In spite of the fact that the share of potentially valuable data is increasing, there is still too much unused data to take out. In other words, businesses have to make a good preparation and take advantage of methods to analyze even more data and look for a new application for the irrelevant data.
In spite of coming with those challenges, the advantages of big data in banking easily justify any issues. The insights it provides you, the money it saves and many things have proved that data is a fuel that can boost your business to the top. Let’s see how to make use of big data effectively.
Big data use cases in banking
Data is always known as the most valuable asset that an enterprise could have. However, it is not just the data that matters. It is what you are going to do with it. In order to make the most out of this technology, you should understand how big data is applied in banking.
First of all, it is used to personalize customer experience. According to a survey, over 80 percent of companies agree that clients are seeking for a more customized experience. If a company can provide users with what they demand, they can increase their annual revenue by 18 percent.
Similar to other businesses throughout different domains, banks make use of big data in order to understand their users newer ways to deliver to them and finally offer more value in a meaningful manner.
What is more, your data can provide you with useful insights into user behavior and support you to optimize your customer experience properly.
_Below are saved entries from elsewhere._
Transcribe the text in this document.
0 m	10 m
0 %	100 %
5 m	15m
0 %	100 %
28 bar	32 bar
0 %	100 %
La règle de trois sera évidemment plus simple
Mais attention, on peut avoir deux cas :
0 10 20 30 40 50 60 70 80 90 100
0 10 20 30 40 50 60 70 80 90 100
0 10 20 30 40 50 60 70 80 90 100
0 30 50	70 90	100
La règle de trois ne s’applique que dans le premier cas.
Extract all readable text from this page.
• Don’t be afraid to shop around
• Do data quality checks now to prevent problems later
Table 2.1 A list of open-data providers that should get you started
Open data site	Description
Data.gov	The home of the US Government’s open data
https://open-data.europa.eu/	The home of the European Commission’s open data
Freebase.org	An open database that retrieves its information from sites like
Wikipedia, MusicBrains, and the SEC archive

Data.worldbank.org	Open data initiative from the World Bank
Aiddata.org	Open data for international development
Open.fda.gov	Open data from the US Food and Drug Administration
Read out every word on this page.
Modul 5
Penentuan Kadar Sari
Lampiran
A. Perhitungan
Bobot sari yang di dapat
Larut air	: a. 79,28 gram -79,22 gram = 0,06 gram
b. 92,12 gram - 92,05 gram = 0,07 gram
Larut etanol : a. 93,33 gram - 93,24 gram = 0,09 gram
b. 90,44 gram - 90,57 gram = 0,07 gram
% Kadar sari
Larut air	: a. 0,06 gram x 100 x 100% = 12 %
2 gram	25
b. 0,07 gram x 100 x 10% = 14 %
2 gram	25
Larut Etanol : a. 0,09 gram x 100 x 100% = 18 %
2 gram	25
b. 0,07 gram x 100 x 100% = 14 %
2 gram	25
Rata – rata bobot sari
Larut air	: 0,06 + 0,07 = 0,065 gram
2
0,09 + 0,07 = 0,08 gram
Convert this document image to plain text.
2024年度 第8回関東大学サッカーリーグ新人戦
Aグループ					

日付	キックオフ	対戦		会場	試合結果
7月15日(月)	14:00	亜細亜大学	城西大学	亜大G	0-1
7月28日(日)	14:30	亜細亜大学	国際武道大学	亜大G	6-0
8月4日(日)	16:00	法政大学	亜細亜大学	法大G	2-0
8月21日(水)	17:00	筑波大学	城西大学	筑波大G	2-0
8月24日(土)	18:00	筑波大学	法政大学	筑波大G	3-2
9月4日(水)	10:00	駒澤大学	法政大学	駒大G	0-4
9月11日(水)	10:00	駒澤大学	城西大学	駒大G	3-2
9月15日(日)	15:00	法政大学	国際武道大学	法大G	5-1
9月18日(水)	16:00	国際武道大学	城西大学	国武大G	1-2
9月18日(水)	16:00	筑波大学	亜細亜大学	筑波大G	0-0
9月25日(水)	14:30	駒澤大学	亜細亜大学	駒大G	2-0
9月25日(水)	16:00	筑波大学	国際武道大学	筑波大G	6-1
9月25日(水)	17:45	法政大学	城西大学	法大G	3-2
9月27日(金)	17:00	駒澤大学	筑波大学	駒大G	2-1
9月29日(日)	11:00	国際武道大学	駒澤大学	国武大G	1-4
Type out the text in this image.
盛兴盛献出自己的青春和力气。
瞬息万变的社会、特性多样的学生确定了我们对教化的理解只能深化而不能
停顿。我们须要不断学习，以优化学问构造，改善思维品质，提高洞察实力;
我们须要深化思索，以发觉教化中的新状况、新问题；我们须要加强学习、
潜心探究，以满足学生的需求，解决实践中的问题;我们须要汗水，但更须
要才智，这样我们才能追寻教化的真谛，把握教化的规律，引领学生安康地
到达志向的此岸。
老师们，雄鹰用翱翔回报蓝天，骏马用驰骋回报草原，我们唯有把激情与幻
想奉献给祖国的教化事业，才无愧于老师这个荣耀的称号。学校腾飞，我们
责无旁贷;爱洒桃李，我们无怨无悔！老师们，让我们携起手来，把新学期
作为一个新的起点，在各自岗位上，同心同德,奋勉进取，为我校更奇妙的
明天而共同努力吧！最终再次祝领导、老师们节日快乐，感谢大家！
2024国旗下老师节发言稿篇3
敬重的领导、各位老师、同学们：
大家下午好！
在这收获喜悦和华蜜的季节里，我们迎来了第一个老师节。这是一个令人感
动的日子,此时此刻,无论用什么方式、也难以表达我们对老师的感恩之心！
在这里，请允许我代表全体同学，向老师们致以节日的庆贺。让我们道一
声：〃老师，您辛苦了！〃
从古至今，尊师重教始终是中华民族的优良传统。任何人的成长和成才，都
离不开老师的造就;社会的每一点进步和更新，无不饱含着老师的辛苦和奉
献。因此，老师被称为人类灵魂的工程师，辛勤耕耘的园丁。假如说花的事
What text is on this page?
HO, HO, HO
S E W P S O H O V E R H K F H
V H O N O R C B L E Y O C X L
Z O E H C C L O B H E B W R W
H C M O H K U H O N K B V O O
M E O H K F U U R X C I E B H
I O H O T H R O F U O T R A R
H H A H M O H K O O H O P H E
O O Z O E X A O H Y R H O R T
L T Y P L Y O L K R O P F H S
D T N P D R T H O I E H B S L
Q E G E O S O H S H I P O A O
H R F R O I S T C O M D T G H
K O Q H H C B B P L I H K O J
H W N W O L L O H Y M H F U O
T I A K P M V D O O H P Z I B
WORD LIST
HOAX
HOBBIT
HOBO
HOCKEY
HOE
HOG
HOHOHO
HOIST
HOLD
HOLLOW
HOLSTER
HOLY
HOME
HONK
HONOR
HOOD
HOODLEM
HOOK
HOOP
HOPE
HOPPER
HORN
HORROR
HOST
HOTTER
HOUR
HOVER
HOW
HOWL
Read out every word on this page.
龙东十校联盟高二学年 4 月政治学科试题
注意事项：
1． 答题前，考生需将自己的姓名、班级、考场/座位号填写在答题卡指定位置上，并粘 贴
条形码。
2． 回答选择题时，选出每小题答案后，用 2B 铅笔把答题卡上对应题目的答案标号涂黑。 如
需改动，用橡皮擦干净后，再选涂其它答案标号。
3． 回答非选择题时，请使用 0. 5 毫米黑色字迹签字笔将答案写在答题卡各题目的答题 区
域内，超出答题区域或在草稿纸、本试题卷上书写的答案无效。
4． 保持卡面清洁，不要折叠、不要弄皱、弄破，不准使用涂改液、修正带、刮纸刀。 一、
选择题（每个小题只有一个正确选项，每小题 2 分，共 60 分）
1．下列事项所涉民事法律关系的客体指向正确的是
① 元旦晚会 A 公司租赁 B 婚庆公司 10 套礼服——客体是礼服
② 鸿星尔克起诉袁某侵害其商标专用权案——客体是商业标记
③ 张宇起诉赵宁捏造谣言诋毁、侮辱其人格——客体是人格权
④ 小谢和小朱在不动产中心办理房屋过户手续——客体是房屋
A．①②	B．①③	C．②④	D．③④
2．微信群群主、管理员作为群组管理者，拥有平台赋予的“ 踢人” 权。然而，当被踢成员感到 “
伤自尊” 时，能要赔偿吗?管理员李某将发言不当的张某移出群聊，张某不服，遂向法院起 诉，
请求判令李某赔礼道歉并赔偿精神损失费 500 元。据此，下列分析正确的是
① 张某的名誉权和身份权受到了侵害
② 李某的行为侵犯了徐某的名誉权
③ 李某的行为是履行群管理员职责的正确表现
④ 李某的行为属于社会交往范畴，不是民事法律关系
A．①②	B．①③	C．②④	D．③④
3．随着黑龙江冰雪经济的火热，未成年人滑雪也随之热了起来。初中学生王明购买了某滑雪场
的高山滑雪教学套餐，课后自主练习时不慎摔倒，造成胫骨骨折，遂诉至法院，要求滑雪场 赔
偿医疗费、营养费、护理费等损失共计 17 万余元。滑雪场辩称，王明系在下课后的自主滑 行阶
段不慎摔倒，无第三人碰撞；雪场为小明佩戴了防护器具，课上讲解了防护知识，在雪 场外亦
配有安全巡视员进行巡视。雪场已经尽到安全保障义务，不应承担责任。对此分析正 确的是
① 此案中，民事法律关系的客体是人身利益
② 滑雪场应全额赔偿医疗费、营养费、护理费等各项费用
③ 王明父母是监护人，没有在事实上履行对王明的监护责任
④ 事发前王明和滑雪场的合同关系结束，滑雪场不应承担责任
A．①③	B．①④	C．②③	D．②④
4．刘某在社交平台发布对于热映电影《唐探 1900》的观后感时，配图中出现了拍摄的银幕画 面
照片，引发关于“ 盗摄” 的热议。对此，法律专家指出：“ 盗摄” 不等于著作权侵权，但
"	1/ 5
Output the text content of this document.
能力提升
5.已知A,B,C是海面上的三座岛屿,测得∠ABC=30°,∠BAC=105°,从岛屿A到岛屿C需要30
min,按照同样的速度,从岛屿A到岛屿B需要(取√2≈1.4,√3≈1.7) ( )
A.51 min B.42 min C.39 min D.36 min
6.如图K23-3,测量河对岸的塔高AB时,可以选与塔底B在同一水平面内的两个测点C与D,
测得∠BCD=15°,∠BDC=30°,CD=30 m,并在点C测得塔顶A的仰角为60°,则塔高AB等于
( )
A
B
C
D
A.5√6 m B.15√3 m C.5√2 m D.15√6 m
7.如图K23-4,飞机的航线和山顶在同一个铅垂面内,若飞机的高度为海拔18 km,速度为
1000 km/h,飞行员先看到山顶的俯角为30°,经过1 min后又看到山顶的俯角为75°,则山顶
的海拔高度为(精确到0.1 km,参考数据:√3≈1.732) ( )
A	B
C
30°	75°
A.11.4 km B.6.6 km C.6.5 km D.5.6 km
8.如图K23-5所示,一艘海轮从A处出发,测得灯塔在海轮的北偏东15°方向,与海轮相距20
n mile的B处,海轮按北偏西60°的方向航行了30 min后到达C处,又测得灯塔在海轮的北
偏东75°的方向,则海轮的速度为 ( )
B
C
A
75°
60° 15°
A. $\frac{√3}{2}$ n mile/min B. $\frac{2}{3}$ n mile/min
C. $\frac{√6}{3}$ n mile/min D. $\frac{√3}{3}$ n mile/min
For instance, by getting a complete customer profile, you can predict what they are going to spend.
For instance, this approach is being used at American Express. The company’s branch in Australia depends on complicated predictive models to guess and prevent customer churn.
Through making analysis for the data about previous transactions, they are now able to realize the accounts that are most likely to close in a few months. Finally, they can take preventive measures to keep their clients from churning.
In conclusion, thanks to taking advantage of big data, companies and organizations can understand their clients’ needs better, recognize issues in their products and look for the most efficient way to solve the current problems in a proper way.